Background and purpose Coronary microvascular dysfunction (CMD) has been proposed as a key driver in the etiopathogenesis of Takotsubo syndrome (TTS), likely related to an “adrenergic storm” upon a susceptible microvascular circulation. The aim of our manuscript was to assess and quantify CMD in patients with TTS through angiography-derived index of microcirculation (IMR) and evaluate its correlation with clinical presentation. Methods Coronary angiograms of 41 consecutive TTS patients were retrospectively offline analyzed to derive angiography-based indices of CMD. Three recently developed indices (NH-IMRangio, AngioIMR and A-IMR) were calculated and compared based on Quantitative Flow Reserve (QFR) analysis. CMD was defined as an IMRangio ≥25 units. The correlation between CMD and clinical presentation and outcomes was then assessed. Results Median age was 76 years, 85.7% were women and mean left ventricular ejection fraction (LVEF) at first echocardiogram was 41.2%. Angiography-derived IMR was higher in Left Anterior Descending artery (LAD) than Circumflex artery (LCX) and Right Coronary artery (RCA) with either NH-IMRangio (52.7 vs 35.3 vs 41.4), AngioIMR (47.2 vs 31.8 vs 37.3) or A-IMR (52.7 vs 36.1 vs 41.8). All patients presented CMD with angiography-derived IMR ≥25 in at least one territory with each formula.

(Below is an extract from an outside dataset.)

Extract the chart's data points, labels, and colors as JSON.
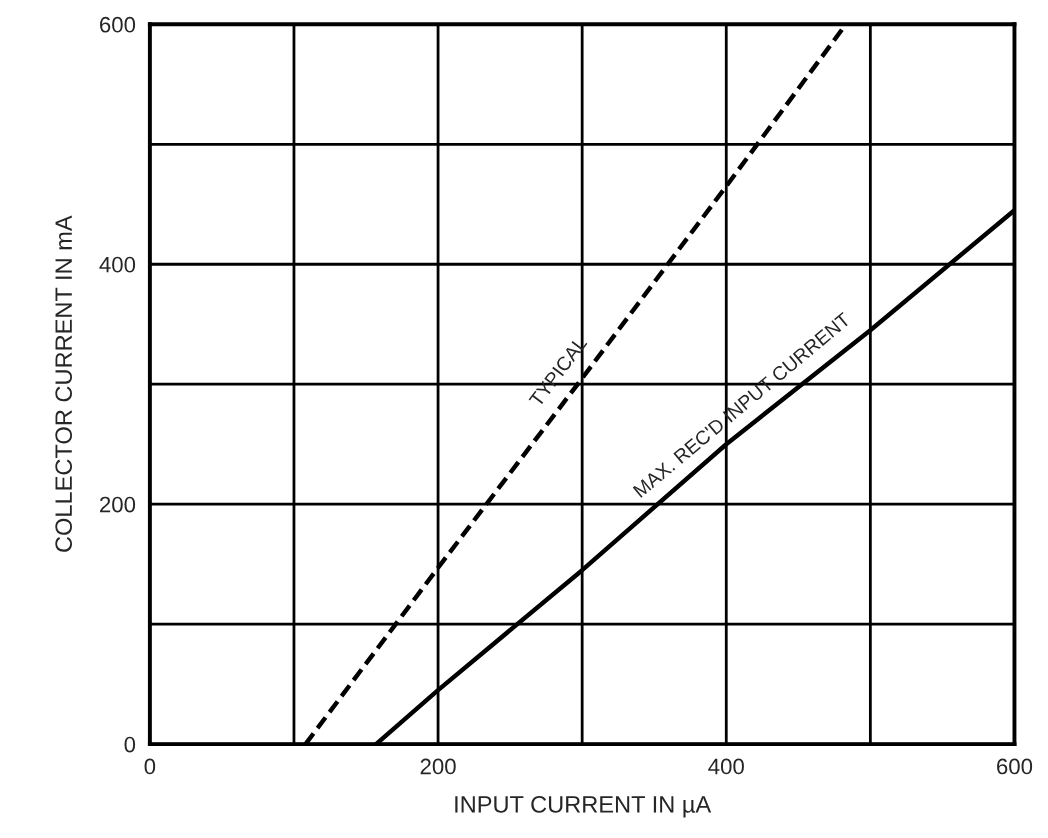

Angiography-derived IMR in LAD territory was significantly higher in patients presenting with LVEF impairment (≤40%) than in those with preserved ventricular global function (NH-IMRangio: 59.3 vs 46.3, p. value=0.030; AngioIMR: 52.9 vs 41.4, p-value=0.037; A-IMR: 59.2 vs 46.3, p-value=0.035). Conclusion CMD, assessed with angiography-derived IMR, is a common finding in TTS and it is inversely correlated with LV function. The available formulas have a substantial superimposable diagnostic performance in assessing coronary microvascular function. Funding Acknowledgement Type of funding sources: None.